Recording the actual audio and midi with Reason is an easy press record and go, but the editing and shuttle transports are a different monster. Now I wouldn’t want this to dissuade you, but if you find yourself having trouble with this, just try running it as a rewire through your favorite DAW. WARNING: If you are using a 32 bit DAW, such as the one Avid just won’t upgrade yet for some reason, you have to tell Reason to run in 32 bit as well or it will NOT play nice. This isn’t Reason’s fault because you can’t blame the V8 for not fitting in the Honda Civic.
Do I, all things considered, think Reason has accomplished their goal in making a product that makes the act of making music more appealing and easy for the common man?
I’ll tell you this: writing Reason’s review took a lot more time than it should have. Reason being, every time I would load up a project, within minutes I was making music. I seriously have about 10 different projects saved from previous attempts to review that will probably end up as songs someday, or however long it takes me to figure out the sequencer.

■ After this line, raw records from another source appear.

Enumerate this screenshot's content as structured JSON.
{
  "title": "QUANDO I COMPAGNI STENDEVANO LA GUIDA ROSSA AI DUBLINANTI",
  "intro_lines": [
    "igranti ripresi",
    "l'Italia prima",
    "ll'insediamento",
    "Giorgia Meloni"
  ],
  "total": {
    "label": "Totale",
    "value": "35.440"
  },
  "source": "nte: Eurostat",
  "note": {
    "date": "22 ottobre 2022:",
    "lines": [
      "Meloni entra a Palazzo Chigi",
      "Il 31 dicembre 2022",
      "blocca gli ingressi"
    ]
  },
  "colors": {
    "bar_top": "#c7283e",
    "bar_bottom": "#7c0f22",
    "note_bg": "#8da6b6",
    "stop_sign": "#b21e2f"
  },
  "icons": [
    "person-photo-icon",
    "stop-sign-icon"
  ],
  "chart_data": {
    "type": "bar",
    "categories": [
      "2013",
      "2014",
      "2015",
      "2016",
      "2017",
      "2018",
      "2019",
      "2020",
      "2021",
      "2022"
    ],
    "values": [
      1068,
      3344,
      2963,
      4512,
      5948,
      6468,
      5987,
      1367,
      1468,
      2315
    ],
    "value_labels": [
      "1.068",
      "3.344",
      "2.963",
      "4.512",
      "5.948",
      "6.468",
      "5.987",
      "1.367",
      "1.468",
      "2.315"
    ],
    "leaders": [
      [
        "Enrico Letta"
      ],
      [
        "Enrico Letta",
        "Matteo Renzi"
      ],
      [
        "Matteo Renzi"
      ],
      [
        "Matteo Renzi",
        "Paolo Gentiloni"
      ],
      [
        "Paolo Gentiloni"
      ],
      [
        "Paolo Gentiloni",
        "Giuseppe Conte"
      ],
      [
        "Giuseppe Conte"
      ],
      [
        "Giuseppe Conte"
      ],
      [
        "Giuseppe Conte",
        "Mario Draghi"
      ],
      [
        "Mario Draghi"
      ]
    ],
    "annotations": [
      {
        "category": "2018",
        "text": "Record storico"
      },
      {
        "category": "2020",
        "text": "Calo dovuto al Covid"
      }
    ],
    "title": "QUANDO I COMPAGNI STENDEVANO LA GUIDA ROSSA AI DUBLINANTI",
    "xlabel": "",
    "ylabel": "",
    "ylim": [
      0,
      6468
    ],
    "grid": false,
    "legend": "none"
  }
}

It is easily the most appealing visual interface I’ve ever seen in a piece of music creation software and once you get to know it, Reason is a very intuitive as well as user friendly. Seeing that I have no real Everything Recording rating system, just take my word for it: Buying this is definitely on the higher end of best decisions you’ll make as a musician. (Insert your own closing line with word play on Reason because I just can’t do that to this great company.)